Shraga Stern, a Haredi parent living in the UK, sent a letter to the secretary of state for education, Damian Hinds, saying: “Many members of the community would choose to leave the United Kingdom for a more hospitable jurisdiction rather than comply with such an obligation to mention homosexuality or gender reassignment in a positive context at school,” the Guardian reported Sunday.
Stern told the Observer: “We teach our children, at home and in school, to respect every person, but we will not teach them about LGBT issues.”
Stern was referring to an advisory guide titled The independent school standards: “Advice for independent schools,” published last March by the Department for Education (DfE). Stopping short of threatening to haul yeshiva students into reeducation camps, the guide states:
The requirement is that the Personal, Social and Health Education (PSHE) curriculum must be designed to encourage respect for other people, with particular regard to the protected characteristics set out in the Equality Act 2010. It is not sufficient for a school to say that it meets this standard because its curriculum encourages respect for all people in a general way; that is not paying particular regard to protected characteristics.

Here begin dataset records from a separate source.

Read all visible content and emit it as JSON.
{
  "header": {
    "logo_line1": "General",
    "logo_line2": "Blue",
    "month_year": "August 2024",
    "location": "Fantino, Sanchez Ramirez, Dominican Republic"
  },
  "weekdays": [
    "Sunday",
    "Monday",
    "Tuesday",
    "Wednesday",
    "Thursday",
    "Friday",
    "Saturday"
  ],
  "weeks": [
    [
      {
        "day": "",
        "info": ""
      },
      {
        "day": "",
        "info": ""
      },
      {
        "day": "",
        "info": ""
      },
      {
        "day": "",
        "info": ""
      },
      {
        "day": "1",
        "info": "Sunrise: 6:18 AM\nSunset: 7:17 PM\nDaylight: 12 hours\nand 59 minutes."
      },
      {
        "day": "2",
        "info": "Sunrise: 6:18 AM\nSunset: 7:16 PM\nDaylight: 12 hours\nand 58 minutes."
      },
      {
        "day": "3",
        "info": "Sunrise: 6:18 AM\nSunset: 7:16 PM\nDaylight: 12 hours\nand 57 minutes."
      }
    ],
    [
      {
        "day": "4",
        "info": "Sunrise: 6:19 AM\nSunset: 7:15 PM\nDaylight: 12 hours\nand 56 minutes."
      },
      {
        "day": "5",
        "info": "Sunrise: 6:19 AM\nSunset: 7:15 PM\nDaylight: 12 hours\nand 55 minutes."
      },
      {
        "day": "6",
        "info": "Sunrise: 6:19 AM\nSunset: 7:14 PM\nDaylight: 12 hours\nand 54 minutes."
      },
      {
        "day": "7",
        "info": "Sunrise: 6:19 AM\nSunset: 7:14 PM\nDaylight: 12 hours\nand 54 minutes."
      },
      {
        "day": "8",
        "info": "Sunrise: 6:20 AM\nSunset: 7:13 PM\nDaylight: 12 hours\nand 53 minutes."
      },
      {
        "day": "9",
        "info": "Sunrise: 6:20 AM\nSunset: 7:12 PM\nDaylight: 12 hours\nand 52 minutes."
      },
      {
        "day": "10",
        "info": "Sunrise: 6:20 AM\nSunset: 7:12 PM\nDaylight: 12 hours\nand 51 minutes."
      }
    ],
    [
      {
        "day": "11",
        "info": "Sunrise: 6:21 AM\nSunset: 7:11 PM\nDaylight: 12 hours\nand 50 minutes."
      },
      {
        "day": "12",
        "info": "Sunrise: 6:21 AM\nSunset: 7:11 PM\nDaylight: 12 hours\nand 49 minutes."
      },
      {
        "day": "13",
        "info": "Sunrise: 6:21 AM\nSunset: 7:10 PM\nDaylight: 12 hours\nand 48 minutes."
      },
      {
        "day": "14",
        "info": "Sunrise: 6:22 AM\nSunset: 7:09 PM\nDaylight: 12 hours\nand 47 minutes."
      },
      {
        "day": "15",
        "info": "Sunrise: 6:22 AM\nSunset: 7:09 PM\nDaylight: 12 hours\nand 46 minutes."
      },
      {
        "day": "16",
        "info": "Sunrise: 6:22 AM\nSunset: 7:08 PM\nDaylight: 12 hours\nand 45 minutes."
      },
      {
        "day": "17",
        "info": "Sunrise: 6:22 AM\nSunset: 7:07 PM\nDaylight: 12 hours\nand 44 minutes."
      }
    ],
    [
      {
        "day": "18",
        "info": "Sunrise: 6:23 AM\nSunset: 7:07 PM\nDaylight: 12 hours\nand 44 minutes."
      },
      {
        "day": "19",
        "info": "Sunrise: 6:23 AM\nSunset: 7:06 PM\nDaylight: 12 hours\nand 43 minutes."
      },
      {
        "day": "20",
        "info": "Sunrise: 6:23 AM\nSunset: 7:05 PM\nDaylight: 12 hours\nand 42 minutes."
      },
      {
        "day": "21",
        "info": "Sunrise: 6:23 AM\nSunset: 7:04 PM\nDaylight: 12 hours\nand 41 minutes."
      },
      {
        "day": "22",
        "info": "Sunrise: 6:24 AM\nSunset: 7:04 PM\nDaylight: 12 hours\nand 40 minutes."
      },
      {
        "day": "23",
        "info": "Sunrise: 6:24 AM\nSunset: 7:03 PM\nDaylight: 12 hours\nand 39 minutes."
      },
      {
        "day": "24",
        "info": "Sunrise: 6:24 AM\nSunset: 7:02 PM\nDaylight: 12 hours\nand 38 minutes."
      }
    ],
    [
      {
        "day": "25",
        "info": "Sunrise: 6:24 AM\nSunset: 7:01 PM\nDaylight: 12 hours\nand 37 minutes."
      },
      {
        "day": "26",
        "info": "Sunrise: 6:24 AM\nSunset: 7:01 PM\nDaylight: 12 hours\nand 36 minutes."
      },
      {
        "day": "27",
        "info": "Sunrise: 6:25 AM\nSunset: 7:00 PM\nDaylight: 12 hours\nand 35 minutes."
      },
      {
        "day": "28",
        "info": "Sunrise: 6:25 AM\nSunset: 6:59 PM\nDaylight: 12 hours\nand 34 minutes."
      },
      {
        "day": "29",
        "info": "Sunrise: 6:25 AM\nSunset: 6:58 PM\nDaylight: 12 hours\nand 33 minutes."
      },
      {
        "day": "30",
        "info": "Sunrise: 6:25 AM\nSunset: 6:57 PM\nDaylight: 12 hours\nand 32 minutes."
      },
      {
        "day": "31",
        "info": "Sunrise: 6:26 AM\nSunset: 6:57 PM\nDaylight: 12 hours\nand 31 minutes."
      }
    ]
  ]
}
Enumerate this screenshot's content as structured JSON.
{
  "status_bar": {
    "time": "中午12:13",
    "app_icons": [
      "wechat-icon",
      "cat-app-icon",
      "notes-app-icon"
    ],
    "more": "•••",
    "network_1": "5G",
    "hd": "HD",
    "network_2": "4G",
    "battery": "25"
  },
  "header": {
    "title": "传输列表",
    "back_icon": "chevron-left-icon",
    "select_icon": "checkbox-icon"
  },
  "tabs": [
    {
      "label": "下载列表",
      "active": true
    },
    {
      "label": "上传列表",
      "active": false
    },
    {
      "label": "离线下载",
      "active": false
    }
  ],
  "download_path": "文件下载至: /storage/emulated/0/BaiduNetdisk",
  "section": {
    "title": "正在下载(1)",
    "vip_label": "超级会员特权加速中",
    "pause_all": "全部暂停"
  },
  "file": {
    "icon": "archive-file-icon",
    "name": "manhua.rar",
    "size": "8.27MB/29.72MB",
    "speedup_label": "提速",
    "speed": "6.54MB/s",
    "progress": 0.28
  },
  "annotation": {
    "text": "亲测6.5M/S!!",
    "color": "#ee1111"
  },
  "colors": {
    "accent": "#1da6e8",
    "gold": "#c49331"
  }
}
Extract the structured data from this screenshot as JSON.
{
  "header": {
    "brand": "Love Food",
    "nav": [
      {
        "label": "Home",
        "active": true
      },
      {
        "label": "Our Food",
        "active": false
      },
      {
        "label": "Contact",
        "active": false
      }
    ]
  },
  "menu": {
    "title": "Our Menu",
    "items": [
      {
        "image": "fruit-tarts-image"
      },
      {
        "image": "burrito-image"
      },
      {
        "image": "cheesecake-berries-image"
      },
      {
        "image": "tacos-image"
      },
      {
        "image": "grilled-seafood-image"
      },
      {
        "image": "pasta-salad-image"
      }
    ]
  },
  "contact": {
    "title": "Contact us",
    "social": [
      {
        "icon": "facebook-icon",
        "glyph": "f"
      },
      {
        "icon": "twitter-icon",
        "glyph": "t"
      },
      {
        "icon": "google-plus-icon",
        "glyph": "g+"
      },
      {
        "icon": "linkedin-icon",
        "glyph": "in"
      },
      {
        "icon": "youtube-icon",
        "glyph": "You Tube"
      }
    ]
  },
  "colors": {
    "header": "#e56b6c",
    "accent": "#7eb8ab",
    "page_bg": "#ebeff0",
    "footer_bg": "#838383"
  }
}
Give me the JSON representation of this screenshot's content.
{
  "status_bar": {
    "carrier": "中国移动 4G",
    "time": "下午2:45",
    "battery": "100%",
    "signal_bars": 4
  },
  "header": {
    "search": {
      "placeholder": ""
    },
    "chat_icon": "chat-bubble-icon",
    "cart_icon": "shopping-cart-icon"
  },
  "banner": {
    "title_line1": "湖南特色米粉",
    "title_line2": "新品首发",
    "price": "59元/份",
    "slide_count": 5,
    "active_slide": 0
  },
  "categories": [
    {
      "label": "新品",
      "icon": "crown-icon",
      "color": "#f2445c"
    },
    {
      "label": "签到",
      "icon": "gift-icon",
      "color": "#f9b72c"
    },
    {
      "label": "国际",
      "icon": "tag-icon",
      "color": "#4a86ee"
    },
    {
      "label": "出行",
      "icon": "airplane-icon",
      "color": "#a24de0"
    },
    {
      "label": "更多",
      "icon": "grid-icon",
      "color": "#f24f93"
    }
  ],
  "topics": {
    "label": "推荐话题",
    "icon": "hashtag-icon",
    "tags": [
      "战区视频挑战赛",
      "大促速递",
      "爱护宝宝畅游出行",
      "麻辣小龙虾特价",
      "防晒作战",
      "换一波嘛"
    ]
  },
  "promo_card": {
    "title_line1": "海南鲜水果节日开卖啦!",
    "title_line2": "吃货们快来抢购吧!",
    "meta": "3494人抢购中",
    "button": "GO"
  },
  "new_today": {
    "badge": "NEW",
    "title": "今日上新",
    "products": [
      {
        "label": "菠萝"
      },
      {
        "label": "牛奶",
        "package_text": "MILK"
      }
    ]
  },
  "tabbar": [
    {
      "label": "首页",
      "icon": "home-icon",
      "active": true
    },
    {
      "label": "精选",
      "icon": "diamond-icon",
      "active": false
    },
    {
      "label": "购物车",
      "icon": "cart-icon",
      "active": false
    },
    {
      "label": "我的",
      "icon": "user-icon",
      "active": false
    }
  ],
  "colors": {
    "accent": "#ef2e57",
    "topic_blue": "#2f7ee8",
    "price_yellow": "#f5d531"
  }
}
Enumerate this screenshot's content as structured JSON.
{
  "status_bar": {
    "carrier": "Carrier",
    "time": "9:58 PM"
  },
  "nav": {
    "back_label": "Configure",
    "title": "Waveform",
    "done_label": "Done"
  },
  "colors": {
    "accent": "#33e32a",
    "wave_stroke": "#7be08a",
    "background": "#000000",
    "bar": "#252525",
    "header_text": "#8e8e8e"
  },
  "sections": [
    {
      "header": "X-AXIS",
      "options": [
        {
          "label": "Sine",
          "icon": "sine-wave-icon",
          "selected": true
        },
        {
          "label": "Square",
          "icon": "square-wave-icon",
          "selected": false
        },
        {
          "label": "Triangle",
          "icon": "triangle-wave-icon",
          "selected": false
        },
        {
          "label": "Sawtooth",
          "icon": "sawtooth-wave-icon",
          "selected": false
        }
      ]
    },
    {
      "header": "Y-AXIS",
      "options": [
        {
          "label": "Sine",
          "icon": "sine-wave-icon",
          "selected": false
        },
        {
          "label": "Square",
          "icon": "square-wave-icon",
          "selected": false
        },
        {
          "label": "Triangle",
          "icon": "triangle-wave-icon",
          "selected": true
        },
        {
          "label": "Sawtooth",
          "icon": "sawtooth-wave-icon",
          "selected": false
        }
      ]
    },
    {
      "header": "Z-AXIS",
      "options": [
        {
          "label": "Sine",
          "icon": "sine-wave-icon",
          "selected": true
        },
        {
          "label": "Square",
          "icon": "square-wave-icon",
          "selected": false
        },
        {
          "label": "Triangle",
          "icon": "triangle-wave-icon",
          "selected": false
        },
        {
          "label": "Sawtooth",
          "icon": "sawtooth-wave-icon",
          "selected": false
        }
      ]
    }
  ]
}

In order for the “independent schools” (e.g. Haredi yeshivas) to walk the walk, the guide stresses, “We would expect children of secondary school age to know about the protected characteristics and accordingly understand the ways that people can be different and respect people who are different in those ways.”
And, of course, “if there were some occurrence or event involving one or more of the protected characteristics which became an issue amongst the pupils, the school should help the children understand and respect that.”
Wait, there’s more: the prescribed standard will not be met, according to the guide, “if, for example, the PSHE curriculum:
a. encourages pupils to see those of particular races or religions as being inferior in any way;
b. suggests to male pupils that women and girls should be treated with less respect than males or that a woman’s role is subservient to that of a man – or vice versa;
c. suggests that same-sex marriages or civil partnerships should not be recognized as being lawful unions under civil law.”
And, naturally, “Inspectors will take this guidance into account when reporting to the Secretary of State on the extent to which the independent school standards are being met, or are likely to be met, in relation to an independent school.
“The department would also take it into account, when taking decisions about regulatory or enforcement action on individual schools.”
According to a Jan. 16, 2019 report by the Institute for Jewish Policy Research (JPR), out of 34,547 Jewish children studying in Jewish schools in the academic year 2017/18, 58% are in “strictly Orthodox schools,” meaning largely Haredi. That’s roughly 20,000 Haredi students. How do you teach them in underground schools?
The other option is home schooling, which, unlike in the US, is not exactly encouraged by the government. One’s local council can make an “informal inquiry” to check if one’s child is getting a “suitable education” at home. They can serve a school attendance order if they think the child needs to be taken away to an approved school.
Rabbi Anthony Adler, who owns and runs the independent Beis Soroh Schneirer for girls in Hendon, north London, told the Guardian: “We teach our children British values such as the rule of law, mutual respect and tolerance, but we will not spell out alternative lifestyles. We want to preserve their innocence and purity.”
Shraga Stern said his other option is leaving the country. He’d do better in New York, where the law regarding schools’ core curriculum has just been amended to keep the state out of yeshivas. Israel would be a valid choice – depending on whether the Haredim make it into Netanyahu’s next coalition government.